Je pense qu'il est possible d'adopter une position ne relevant, encore une fois, ni de l'angélisme ni du dogmatisme.
Aujourd'hui, aucune prise de position n'a été enregistrée, à l'exception, vous avez eu raison de le souligner, monsieur le ministre, d'un arrêté autorisant le prélèvement de quatre individus de l'espèce en question.
Cette décision n'est pas en contradiction avec la convention de Berne puisque celle-ci n'interdit pas de procéder à des prélèvements ; sinon, les tirs sélectifs n'auraient pas pu être effectués. Je constate, par conséquent, que ladite convention permet aux Etats de prendre des mesures de régulation des meutes de loups.
L'arrêté autorisant l'abattage de quatre loups pris par le Gouvernement avait donc pour objet de faire comprendre à la population que l'Etat se préoccupe de ce dossier sensible, dans l'attente d'une solution de plus long terme, car le tir sélectif d'un certain nombre d'animaux ne suffit pas à répondre aux attentes.
L'été dernier, pendant la campagne électorale, les maires de toutes les communes de montagne de la Maurienne et de la Tarentaise que j'ai traversées m'ont fait part de leurs craintes quant à l'avenir de leur territoire, tout particulièrement ceux des toutes petites communes de montagne où l'activité pastorale est la seule qui permette de préserver l'environnement de l'invasion des broussailles, laquelle peut être catastrophique au regard non seulement du tourisme, mais aussi des risques d'avalanche.
Monsieur le ministre, selon que vous êtes favorable ou opposé à la demande de la Suisse, les réponses à apporter sur le terrain seront très différentes.
Si vous y êtes opposé, autrement dit si vous voulez que le loup soit moins protégé, un certain nombre de mesures pourront être adoptées en collaboration avec les gardes de l'ONC, avec des lieutenants de louveterie, pour que la régulation se fasse sous le contrôle de l'Etat.
Si, au contraire, vous ne souhaitez pas que le loup soit déclassifié, l'activité pastorale devra être réorganisée. Pourquoi pas ? Mais alors, il faut le dire.
Une telle réorganisation impliquerait d'abord que les gardiens de troupeaux achètent davantage de patous, seuls chiens de berger aujourd'hui capables de tenir le loup à l'écart des troupeaux. Elle supposerait ensuite soit que des parcages soient mis en place - dans nos massifs, en effet, l'activité pastorale ne connaît pas la tradition du parcage de nuit - soit que le Gouvernement prenne un arrêté autorisant de nouveaux tirs contingentés.

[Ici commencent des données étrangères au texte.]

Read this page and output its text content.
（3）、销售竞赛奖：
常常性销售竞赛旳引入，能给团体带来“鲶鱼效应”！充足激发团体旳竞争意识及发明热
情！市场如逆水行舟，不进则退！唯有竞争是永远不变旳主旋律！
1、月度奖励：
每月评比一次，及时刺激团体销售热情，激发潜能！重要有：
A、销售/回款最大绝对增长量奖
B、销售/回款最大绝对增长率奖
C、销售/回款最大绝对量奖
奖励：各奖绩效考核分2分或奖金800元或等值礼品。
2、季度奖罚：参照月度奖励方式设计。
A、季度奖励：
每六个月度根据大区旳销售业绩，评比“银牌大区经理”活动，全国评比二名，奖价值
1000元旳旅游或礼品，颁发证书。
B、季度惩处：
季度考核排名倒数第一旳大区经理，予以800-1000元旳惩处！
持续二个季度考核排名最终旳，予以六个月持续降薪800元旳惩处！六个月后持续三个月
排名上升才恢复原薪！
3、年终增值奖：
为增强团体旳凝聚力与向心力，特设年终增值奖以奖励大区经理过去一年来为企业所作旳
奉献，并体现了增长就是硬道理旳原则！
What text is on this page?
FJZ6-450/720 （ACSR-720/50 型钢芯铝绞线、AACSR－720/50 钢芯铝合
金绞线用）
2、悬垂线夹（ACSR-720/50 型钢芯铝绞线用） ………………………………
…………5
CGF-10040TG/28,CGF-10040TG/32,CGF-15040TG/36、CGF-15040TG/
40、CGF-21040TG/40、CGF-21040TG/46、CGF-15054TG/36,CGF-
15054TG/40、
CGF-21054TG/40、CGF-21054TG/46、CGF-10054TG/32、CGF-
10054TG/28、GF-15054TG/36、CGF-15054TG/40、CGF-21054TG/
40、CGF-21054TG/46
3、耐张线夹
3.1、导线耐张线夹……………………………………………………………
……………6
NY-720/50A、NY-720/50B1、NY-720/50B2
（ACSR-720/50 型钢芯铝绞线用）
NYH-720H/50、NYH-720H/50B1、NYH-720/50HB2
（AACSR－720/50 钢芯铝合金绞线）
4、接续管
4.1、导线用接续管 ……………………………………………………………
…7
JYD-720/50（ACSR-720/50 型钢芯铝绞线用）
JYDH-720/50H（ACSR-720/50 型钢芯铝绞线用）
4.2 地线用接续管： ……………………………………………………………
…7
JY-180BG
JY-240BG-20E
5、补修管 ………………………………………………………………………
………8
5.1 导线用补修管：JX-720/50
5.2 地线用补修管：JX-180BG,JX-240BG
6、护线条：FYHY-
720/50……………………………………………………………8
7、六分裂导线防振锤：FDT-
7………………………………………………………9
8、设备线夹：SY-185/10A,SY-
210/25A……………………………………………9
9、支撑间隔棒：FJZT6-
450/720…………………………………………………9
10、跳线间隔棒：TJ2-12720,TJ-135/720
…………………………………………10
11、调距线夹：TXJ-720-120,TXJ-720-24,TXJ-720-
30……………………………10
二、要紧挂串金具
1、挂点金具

Monsieur le ministre, quelles que soient nos positions respectives personnelles, nous ne pouvons pas accepter que le Gouvernement ne nous donne pas d'orientation claire sur ce dossier.
En tout cas, pour l'heure, de votre réponse dépendent le vote du groupe socialiste sur ces amendements de suppression et le sort que nous réserverons à notre amendement suivant.